Key figure of mobility: the pedestrian
(University of Aberdeen)
Paper short abstract:
De Certeau’s figure of the pedestrian underpins work on everyday experience in urban life. Yet for him, the action of being is more important than the identification of a type of actor. I present memories of journeys and absenses, in contrast to the supposed here-and-now presence of the pedestrian.
Paper long abstract:
De Certeau's theorisation of the act of walking has spoken to anthropologists and other scholars in different ways since its publication. In the field of mobility studies, his emphasis on practice provides the foundation for a range of work on everyday experience in the constitution of urban life. 'The pedestrian' appears as a person who enunciates tactics in resistance to the gazing strategies of the planner.
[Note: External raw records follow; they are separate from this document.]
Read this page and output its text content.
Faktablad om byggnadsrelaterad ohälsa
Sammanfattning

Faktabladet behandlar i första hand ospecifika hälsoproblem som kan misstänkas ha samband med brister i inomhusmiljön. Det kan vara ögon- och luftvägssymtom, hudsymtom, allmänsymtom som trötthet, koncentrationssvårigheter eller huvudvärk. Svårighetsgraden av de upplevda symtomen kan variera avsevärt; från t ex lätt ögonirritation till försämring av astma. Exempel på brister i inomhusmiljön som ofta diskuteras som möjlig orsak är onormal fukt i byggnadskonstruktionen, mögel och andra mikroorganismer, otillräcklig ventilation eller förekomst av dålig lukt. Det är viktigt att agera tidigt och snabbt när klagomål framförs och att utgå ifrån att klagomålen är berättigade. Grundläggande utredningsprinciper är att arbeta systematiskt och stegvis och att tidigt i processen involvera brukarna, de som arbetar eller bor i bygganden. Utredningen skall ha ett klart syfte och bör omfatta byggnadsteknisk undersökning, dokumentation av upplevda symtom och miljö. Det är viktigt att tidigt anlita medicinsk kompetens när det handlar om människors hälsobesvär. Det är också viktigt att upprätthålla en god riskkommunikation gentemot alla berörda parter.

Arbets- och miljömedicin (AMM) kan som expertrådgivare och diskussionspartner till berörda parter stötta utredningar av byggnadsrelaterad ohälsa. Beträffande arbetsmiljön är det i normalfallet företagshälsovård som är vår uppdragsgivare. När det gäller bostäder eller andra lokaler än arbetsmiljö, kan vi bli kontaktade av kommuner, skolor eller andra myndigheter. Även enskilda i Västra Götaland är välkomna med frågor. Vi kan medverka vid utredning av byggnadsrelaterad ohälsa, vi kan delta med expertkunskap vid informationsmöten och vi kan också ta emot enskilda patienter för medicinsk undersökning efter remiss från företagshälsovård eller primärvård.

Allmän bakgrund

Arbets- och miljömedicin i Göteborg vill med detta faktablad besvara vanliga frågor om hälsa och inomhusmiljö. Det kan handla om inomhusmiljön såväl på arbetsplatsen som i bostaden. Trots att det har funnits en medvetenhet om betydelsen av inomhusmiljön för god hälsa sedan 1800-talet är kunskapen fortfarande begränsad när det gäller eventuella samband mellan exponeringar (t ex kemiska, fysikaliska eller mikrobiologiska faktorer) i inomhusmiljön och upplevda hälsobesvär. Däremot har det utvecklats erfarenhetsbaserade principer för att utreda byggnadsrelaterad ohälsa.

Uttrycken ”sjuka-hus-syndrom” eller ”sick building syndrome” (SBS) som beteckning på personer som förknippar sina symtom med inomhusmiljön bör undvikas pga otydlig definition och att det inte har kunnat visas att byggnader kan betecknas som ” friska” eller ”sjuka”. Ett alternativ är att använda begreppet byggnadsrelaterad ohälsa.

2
Yet for De Certeau the action of being is more important than the categorical identification of a type of actor. I read his use of 'pedestrian' in an adjectival sense, such that figures (which are figures of speech) may have pedestrian qualities. From this perspective, walking speaks through its gestures. In my paper I will continue the critique that anthropologists have brought to the neat dichotomies of vision and speech, which map on to domination and resistance, that have been read into de Certeau's work. As an alternative, I will pursue de Certeau's psychoanalytic framing of memory and temporality in the experience of movement. Drawing on my own fieldwork in Scotland, I present ordinary people's memories of journeys and absenses perceived in both urban and rural environments, which contrast with the supposed here-and-now presence of the pedestrian. This opens up more than just an angle on city life and mobility, and reaches instead to the politics of gesture and expression.